In most of Wales, Northern England, parts of Scotland, and some areas of Southern England, the three main meals are referred to as "breakfast, dinner and tea" or "breakfast, lunch and tea" where in other areas they might be "breakfast, lunch and dinner". Afternoon tea is a light meal typically eaten between 3pm and 5pm. It originated in the United Kingdom, though various places that used to be part of the former British Empire also have such a meal. However, changes in social customs and working hours mean that most Britons only take afternoon tea on special or formal occasions.

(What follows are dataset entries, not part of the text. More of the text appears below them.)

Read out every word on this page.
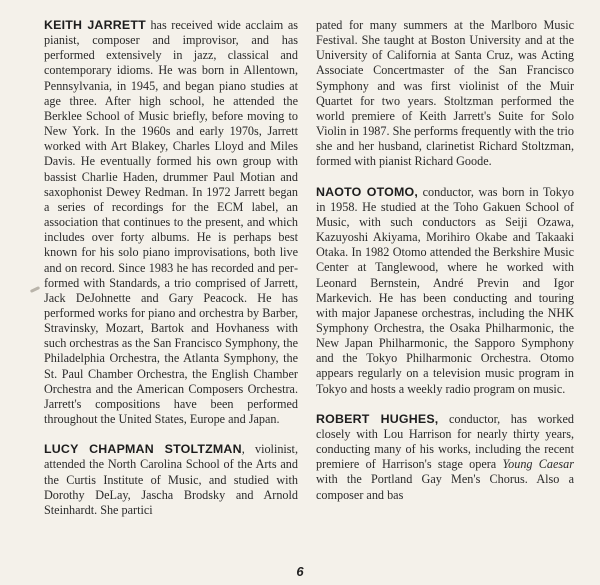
KEITH JARRETT has received wide acclaim as pianist, composer and improvisor, and has performed extensively in jazz, classical and contemporary idioms. He was born in Allentown, Pennsylvania, in 1945, and began piano studies at age three. After high school, he attended the Berklee School of Music briefly, before moving to New York. In the 1960s and early 1970s, Jarrett worked with Art Blakey, Charles Lloyd and Miles Davis. He eventually formed his own group with bassist Charlie Haden, drummer Paul Motian and saxophonist Dewey Redman. In 1972 Jarrett began a series of recordings for the ECM label, an association that continues to the present, and which includes over forty albums. He is perhaps best known for his solo piano improvisations, both live and on record. Since 1983 he has recorded and performed with Standards, a trio comprised of Jarrett, Jack DeJohnette and Gary Peacock. He has performed works for piano and orchestra by Barber, Stravinsky, Mozart, Bartok and Hovhaness with such orchestras as the San Francisco Symphony, the Philadelphia Orchestra, the Atlanta Symphony, the St. Paul Chamber Orchestra, the English Chamber Orchestra and the American Composers Orchestra. Jarrett's compositions have been performed throughout the United States, Europe and Japan.

LUCY CHAPMAN STOLTZMAN, violinist, attended the North Carolina School of the Arts and the Curtis Institute of Music, and studied with Dorothy DeLay, Jascha Brodsky and Arnold Steinhardt. She partici

pated for many summers at the Marlboro Music Festival. She taught at Boston University and at the University of California at Santa Cruz, was Acting Associate Concertmaster of the San Francisco Symphony and was first violinist of the Muir Quartet for two years. Stoltzman performed the world premiere of Keith Jarrett's Suite for Solo Violin in 1987. She performs frequently with the trio she and her husband, clarinetist Richard Stoltzman, formed with pianist Richard Goode.

NAOTO OTOMO, conductor, was born in Tokyo in 1958. He studied at the Toho Gakuen School of Music, with such conductors as Seiji Ozawa, Kazuyoshi Akiyama, Morihiro Okabe and Takaaki Otaka. In 1982 Otomo attended the Berkshire Music Center at Tanglewood, where he worked with Leonard Bernstein, André Previn and Igor Markevich. He has been conducting and touring with major Japanese orchestras, including the NHK Symphony Orchestra, the Osaka Philharmonic, the New Japan Philharmonic, the Sapporo Symphony and the Tokyo Philharmonic Orchestra. Otomo appears regularly on a television music program in Tokyo and hosts a weekly radio program on music.

ROBERT HUGHES, conductor, has worked closely with Lou Harrison for nearly thirty years, conducting many of his works, including the recent premiere of Harrison's stage opera Young Caesar with the Portland Gay Men's Chorus. Also a composer and bas

6
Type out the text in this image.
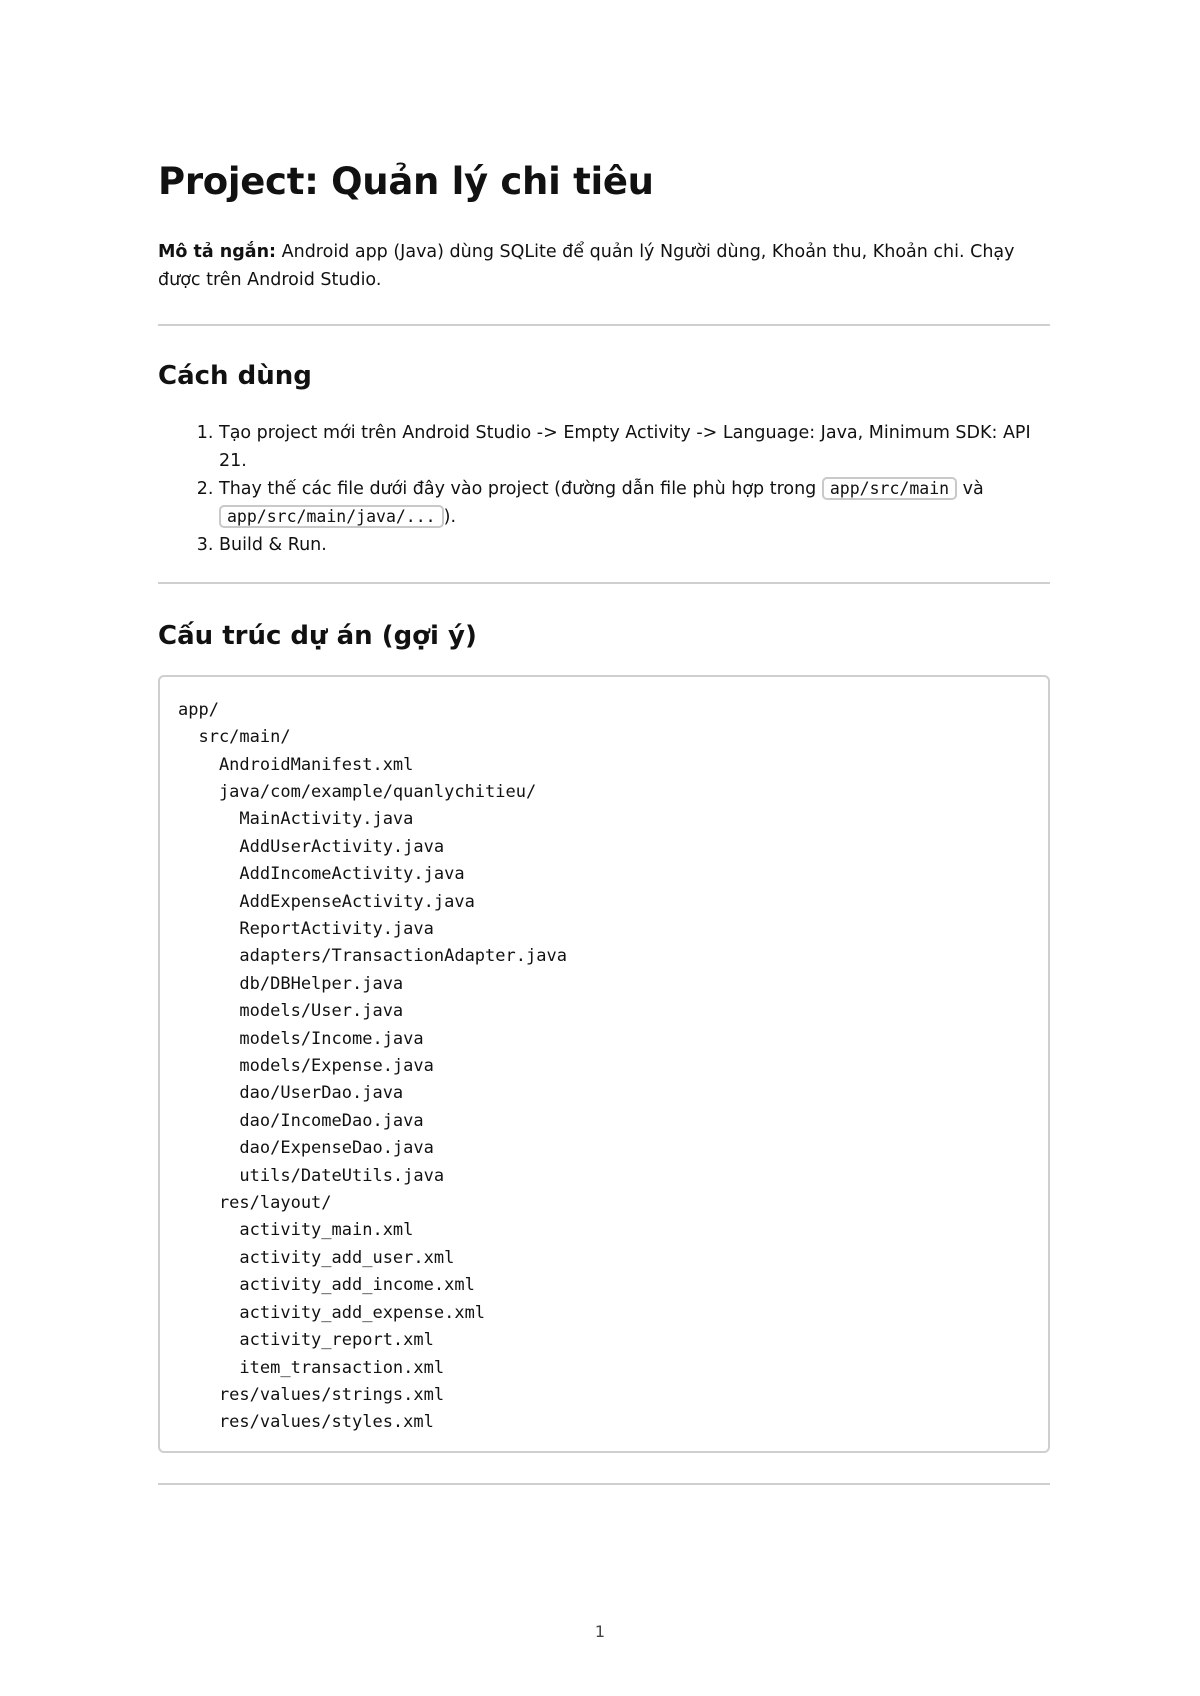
Project: Quản lý chi tiêu

Mô tả ngắn: Android app (Java) dùng SQLite để quản lý Người dùng, Khoản thu, Khoản chi. Chạy được trên Android Studio.

Cách dùng
1. Tạo project mới trên Android Studio -> Empty Activity -> Language: Java, Minimum SDK: API 21.
2. Thay thế các file dưới đây vào project (đường dẫn file phù hợp trong app/src/main và app/src/main/java/... ).
3. Build & Run.
Cấu trúc dự án (gợi ý)
app/
src/main/
AndroidManifest.xml
java/com/example/quanlychitieu/
MainActivity.java
AddUserActivity.java
AddIncomeActivity.java
AddExpenseActivity.java
ReportActivity.java
adapters/TransactionAdapter.java
db/DBHelper.java
models/User.java
models/Income.java
models/Expense.java
dao/UserDao.java
dao/IncomeDao.java
dao/ExpenseDao.java
utils/DateUtils.java
res/layout/
activity_main.xml
activity_add_user.xml
activity_add_income.xml
activity_add_expense.xml
activity_report.xml
item_transaction.xml
res/values/strings.xml
res/values/styles.xml
1
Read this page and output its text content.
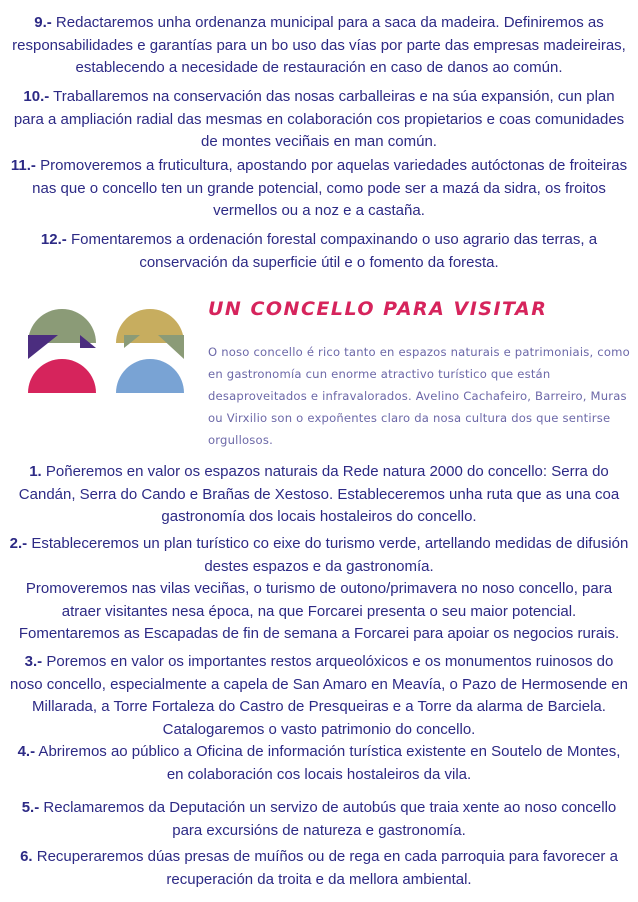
9.- Redactaremos unha ordenanza municipal para a saca da madeira. Definiremos as responsabilidades e garantías para un bo uso das vías por parte das empresas madeireiras, establecendo a necesidade de restauración en caso de danos ao común.

10.- Traballaremos na conservación das nosas carballeiras e na súa expansión, cun plan para a ampliación radial das mesmas en colaboración cos propietarios e coas comunidades de montes veciñais en man común.

11.- Promoveremos a fruticultura, apostando por aquelas variedades autóctonas de froiteiras nas que o concello ten un grande potencial, como pode ser a mazá da sidra, os froitos vermellos ou a noz e a castaña.

12.- Fomentaremos a ordenación forestal compaxinando o uso agrario das terras, a conservación da superficie útil e o fomento da foresta.

UN CONCELLO PARA VISITAR

O noso concello é rico tanto en espazos naturais e patrimoniais, como en gastronomía cun enorme atractivo turístico que están desaproveitados e infravalorados. Avelino Cachafeiro, Barreiro, Muras ou Virxilio son o expoñentes claro da nosa cultura dos que sentirse orgullosos.

1. Poñeremos en valor os espazos naturais da Rede natura 2000 do concello: Serra do Candán, Serra do Cando e Brañas de Xestoso. Estableceremos unha ruta que as una coa gastronomía dos locais hostaleiros do concello.

2.- Estableceremos un plan turístico co eixe do turismo verde, artellando medidas de difusión destes espazos e da gastronomía.
Promoveremos nas vilas veciñas, o turismo de outono/primavera no noso concello, para atraer visitantes nesa época, na que Forcarei presenta o seu maior potencial.
Fomentaremos as Escapadas de fin de semana a Forcarei para apoiar os negocios rurais.

3.- Poremos en valor os importantes restos arqueolóxicos e os monumentos ruinosos do noso concello, especialmente a capela de San Amaro en Meavía, o Pazo de Hermosende en Millarada, a Torre Fortaleza do Castro de Presqueiras e a Torre da alarma de Barciela. Catalogaremos o vasto patrimonio do concello.

4.- Abriremos ao público a Oficina de información turística existente en Soutelo de Montes, en colaboración cos locais hostaleiros da vila.

5.- Reclamaremos da Deputación un servizo de autobús que traia xente ao noso concello para excursións de natureza e gastronomía.

6. Recuperaremos dúas presas de muíños ou de rega en cada parroquia para favorecer a recuperación da troita e da mellora ambiental.
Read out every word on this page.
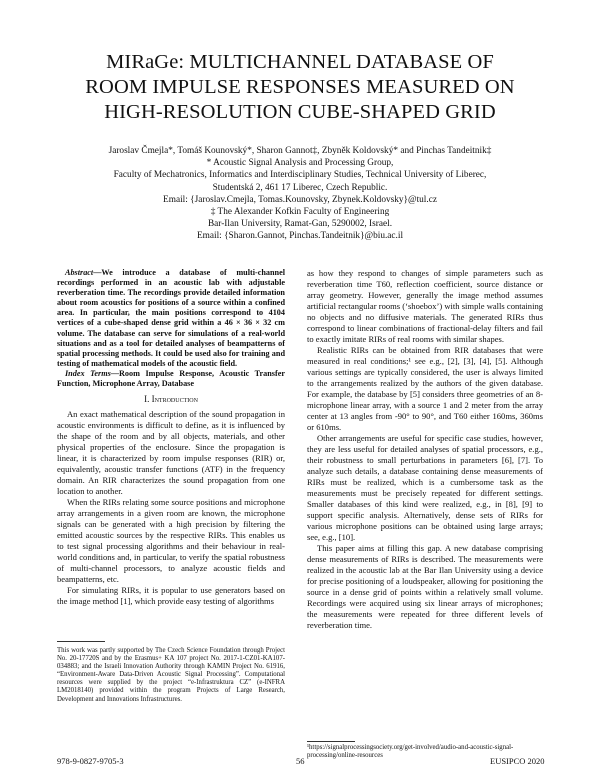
MIRaGe: MULTICHANNEL DATABASE OF
ROOM IMPULSE RESPONSES MEASURED ON
HIGH-RESOLUTION CUBE-SHAPED GRID
Jaroslav Čmejla*, Tomáš Kounovský*, Sharon Gannot‡, Zbyněk Koldovský* and Pinchas Tandeitnik‡
* Acoustic Signal Analysis and Processing Group,
Faculty of Mechatronics, Informatics and Interdisciplinary Studies, Technical University of Liberec,
Studentská 2, 461 17 Liberec, Czech Republic.
Email: {Jaroslav.Cmejla, Tomas.Kounovsky, Zbynek.Koldovsky}@tul.cz
‡ The Alexander Kofkin Faculty of Engineering
Bar-Ilan University, Ramat-Gan, 5290002, Israel.
Email: {Sharon.Gannot, Pinchas.Tandeitnik}@biu.ac.il

Abstract—We introduce a database of multi-channel recordings performed in an acoustic lab with adjustable reverberation time. The recordings provide detailed information about room acoustics for positions of a source within a confined area. In particular, the main positions correspond to 4104 vertices of a cube-shaped dense grid within a 46 × 36 × 32 cm volume. The database can serve for simulations of a real-world situations and as a tool for detailed analyses of beampatterns of spatial processing methods. It could be used also for training and testing of mathematical models of the acoustic field.

Index Terms—Room Impulse Response, Acoustic Transfer Function, Microphone Array, Database

I. Introduction

An exact mathematical description of the sound propagation in acoustic environments is difficult to define, as it is influenced by the shape of the room and by all objects, materials, and other physical properties of the enclosure. Since the propagation is linear, it is characterized by room impulse responses (RIR) or, equivalently, acoustic transfer functions (ATF) in the frequency domain. An RIR characterizes the sound propagation from one location to another.

When the RIRs relating some source positions and microphone array arrangements in a given room are known, the microphone signals can be generated with a high precision by filtering the emitted acoustic sources by the respective RIRs. This enables us to test signal processing algorithms and their behaviour in real-world conditions and, in particular, to verify the spatial robustness of multi-channel processors, to analyze acoustic fields and beampatterns, etc.

For simulating RIRs, it is popular to use generators based on the image method [1], which provide easy testing of algorithms

as how they respond to changes of simple parameters such as reverberation time T60, reflection coefficient, source distance or array geometry. However, generally the image method assumes artificial rectangular rooms (‘shoebox’) with simple walls containing no objects and no diffusive materials. The generated RIRs thus correspond to linear combinations of fractional-delay filters and fail to exactly imitate RIRs of real rooms with similar shapes.

Realistic RIRs can be obtained from RIR databases that were measured in real conditions;¹ see e.g., [2], [3], [4], [5]. Although various settings are typically considered, the user is always limited to the arrangements realized by the authors of the given database. For example, the database by [5] considers three geometries of an 8-microphone linear array, with a source 1 and 2 meter from the array center at 13 angles from -90° to 90°, and T60 either 160ms, 360ms or 610ms.

Other arrangements are useful for specific case studies, however, they are less useful for detailed analyses of spatial processors, e.g., their robustness to small perturbations in parameters [6], [7]. To analyze such details, a database containing dense measurements of RIRs must be realized, which is a cumbersome task as the measurements must be precisely repeated for different settings. Smaller databases of this kind were realized, e.g., in [8], [9] to support specific analysis. Alternatively, dense sets of RIRs for various microphone positions can be obtained using large arrays; see, e.g., [10].

This paper aims at filling this gap. A new database comprising dense measurements of RIRs is described. The measurements were realized in the acoustic lab at the Bar Ilan University using a device for precise positioning of a loudspeaker, allowing for positioning the source in a dense grid of points within a relatively small volume. Recordings were acquired using six linear arrays of microphones; the measurements were repeated for three different levels of reverberation time.

This work was partly supported by The Czech Science Foundation through Project No. 20-17720S and by the Erasmus+ KA 107 project No. 2017-1-CZ01-KA107-034883; and the Israeli Innovation Authority through KAMIN Project No. 61916, “Environment-Aware Data-Driven Acoustic Signal Processing”. Computational resources were supplied by the project “e-Infrastruktura CZ” (e-INFRA LM2018140) provided within the program Projects of Large Research, Development and Innovations Infrastructures.
¹https://signalprocessingsociety.org/get-involved/audio-and-acoustic-signal-processing/online-resources
978-9-0827-9705-3	56	EUSIPCO 2020
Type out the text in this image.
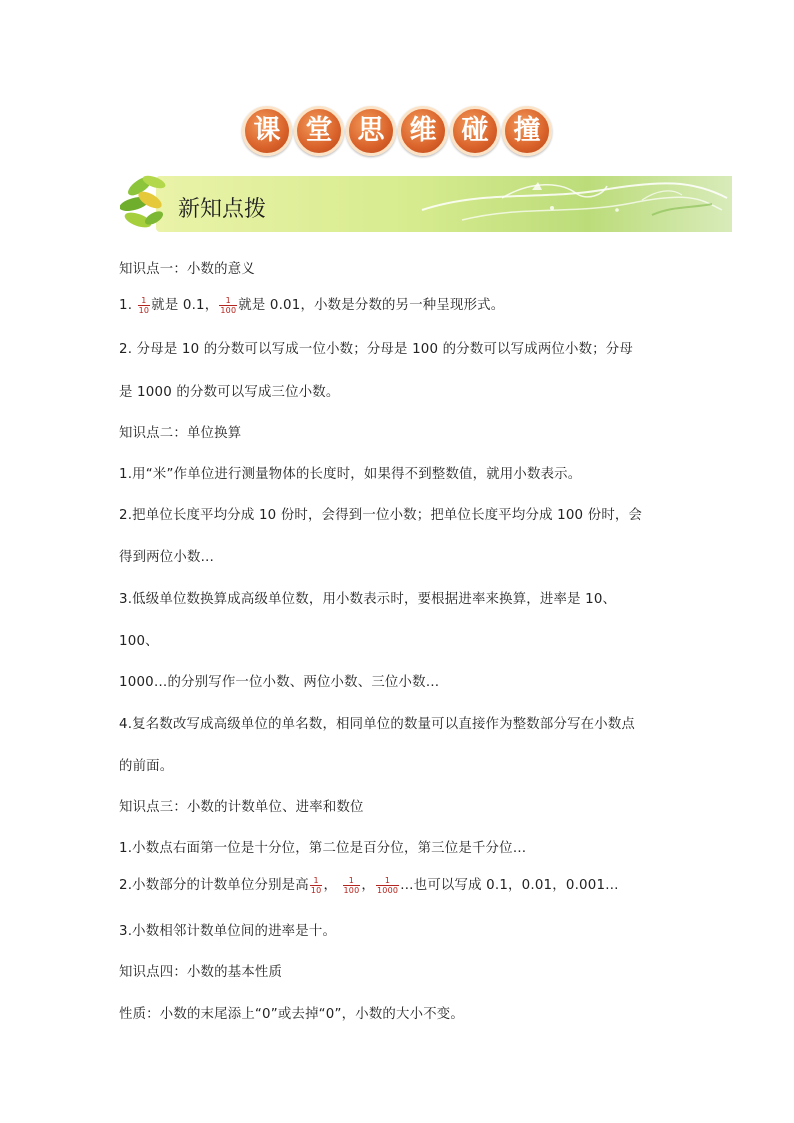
课 堂 思 维 碰 撞
新知点拨
知识点一：小数的意义
1. $\frac{1}{10}$ 就是 0.1， $\frac{1}{100}$ 就是 0.01，小数是分数的另一种呈现形式。
2. 分母是 10 的分数可以写成一位小数；分母是 100 的分数可以写成两位小数；分母
是 1000 的分数可以写成三位小数。
知识点二：单位换算
1.用“米”作单位进行测量物体的长度时，如果得不到整数值，就用小数表示。
2.把单位长度平均分成 10 份时，会得到一位小数；把单位长度平均分成 100 份时，会
得到两位小数…
3.低级单位数换算成高级单位数，用小数表示时，要根据进率来换算，进率是 10、
100、
1000…的分别写作一位小数、两位小数、三位小数…
4.复名数改写成高级单位的单名数，相同单位的数量可以直接作为整数部分写在小数点
的前面。
知识点三：小数的计数单位、进率和数位
1.小数点右面第一位是十分位，第二位是百分位，第三位是千分位…
2.小数部分的计数单位分别是高 $\frac{1}{10}$ ， $\frac{1}{100}$ ， $\frac{1}{1000}$ …也可以写成 0.1，0.01，0.001…
3.小数相邻计数单位间的进率是十。
知识点四：小数的基本性质
性质：小数的末尾添上“0”或去掉“0”，小数的大小不变。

Traditionally, loose tea would be served in a teapot with milk and sugar. This would be accompanied by various sandwiches (customarily cucumber, egg and cress, fish paste, ham, and smoked salmon), scones (with butter, clotted cream and jam) and usually cakes and pastries (such as Battenberg, fruit cake or Victoria sponge).
While afternoon tea used to be an everyday event, nowadays it is more likely to be taken as a treat in a hotel, café, or tea shop, although many Britons still have a cup of tea and slice of cake or chocolate at teatime. Accordingly, many hotels now market a champagne cream tea.
High tea is an early evening meal, typically eaten between 5pm and 6pm in the evening. It would be eaten as a substitute for both afternoon tea and the evening meal. The term comes from the meal being eaten at the "high" (main) table, instead of the smaller lounge table. It would usually consist of cold meats, eggs and/or fish, cakes and sandwiches. In a family, it tends to be less formal and is an informal snack (featuring sandwiches, biscuits, pastry, fruit and the like) or else it is the main evening meal.
On farms or other working class environments, "high tea" would be the traditional, substantial meal eaten by the workers immediately after nightfall, and would combine afternoon tea with the main evening meal.